Schematic illustration similar to those drawn by Aris Alexandrou to describe the route taken by the rebels in his novel "Mission Box". The sketch is not identical to the ones made by the writer; it does not depict the exact route described in the novel.

Mission Box (Το Κιβώτιο) is a political novel by Greek writer Aris Alexandrou, his most known work. It was written from 1966 to 1972 in Paris, where Alexandrou lived in self-exile, following the 1967 coup. The novel was first published in Greek in 1974, by Kedros Publications. It was translated in French by Colette Lust in 1978 and in English by Robert Crist in 1996.

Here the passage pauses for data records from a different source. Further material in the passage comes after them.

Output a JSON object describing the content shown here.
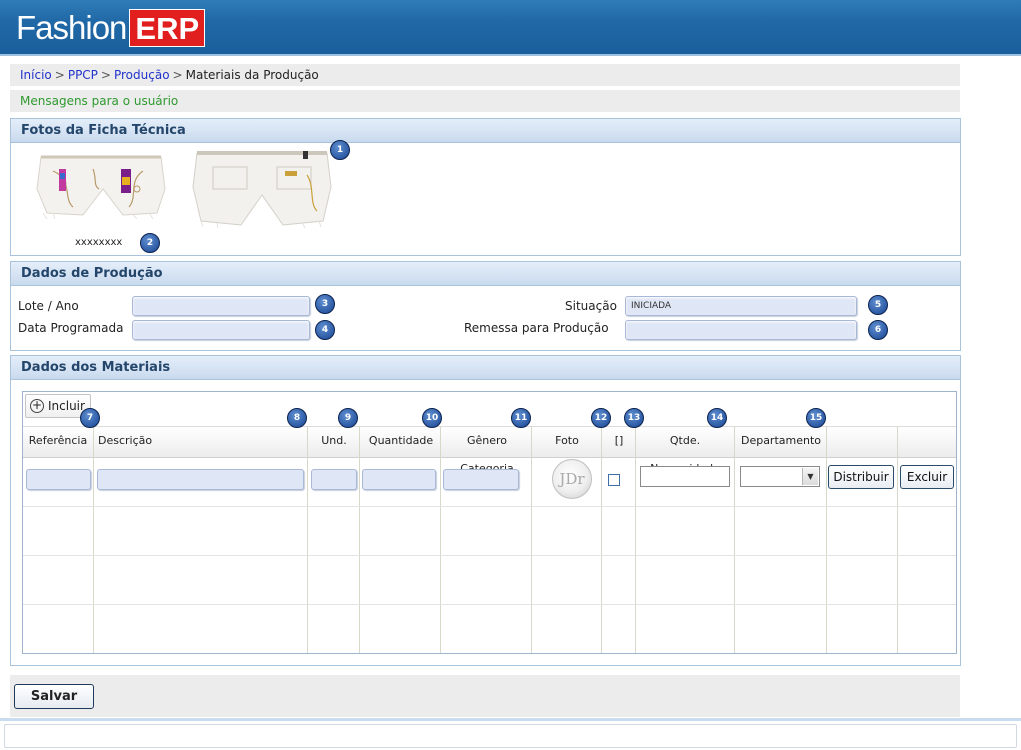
{
  "app": {
    "logo_text": "Fashion",
    "logo_badge": "ERP"
  },
  "breadcrumb": {
    "items": [
      "Início",
      "PPCP",
      "Produção"
    ],
    "current": "Materiais da Produção",
    "separator": ">"
  },
  "messages": {
    "text": "Mensagens para o usuário"
  },
  "fotos": {
    "title": "Fotos da Ficha Técnica",
    "caption": "xxxxxxxx",
    "badges": [
      "1",
      "2"
    ]
  },
  "producao": {
    "title": "Dados de Produção",
    "lote_label": "Lote / Ano",
    "data_label": "Data Programada",
    "situacao_label": "Situação",
    "situacao_value": "INICIADA",
    "remessa_label": "Remessa para Produção",
    "badges": [
      "3",
      "4",
      "5",
      "6"
    ]
  },
  "materiais": {
    "title": "Dados dos Materiais",
    "incluir_label": "Incluir",
    "columns": [
      "Referência",
      "Descrição",
      "Und.",
      "Quantidade",
      "Gênero Categoria",
      "Foto",
      "[]",
      "Qtde. Necessidade",
      "Departamento"
    ],
    "badges": [
      "7",
      "8",
      "9",
      "10",
      "11",
      "12",
      "13",
      "14",
      "15"
    ],
    "photo_placeholder": "JDr",
    "distribuir_label": "Distribuir",
    "excluir_label": "Excluir"
  },
  "footer": {
    "salvar_label": "Salvar"
  }
}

Its plot is set in the Greek Civil War era, and revolves around various related thematic poles. It is considered to be one of the greatest works of 20th-century Greek literature.

== Plot ==
During the final period of the Greek Civil War, following an order from General Headquarters, a group of rebels undertakes to transport a crate of unknown contents to a rebel-held city, passing through enemy territory. They are told that succeeding in delivering the box shall ensure their army's final victory. As the mission unfolds, the team's members perish one after the other.

In the end, only one rebel survives, finally managing to deliver the crate. However, when he arrives at his destination, the box is found to be empty and the rebel is imprisoned by his comrades for sabotage. He then begins to write reports to an anonymous interrogator, without knowing whether the interrogator reads the reports or not; these reports constitute the novel.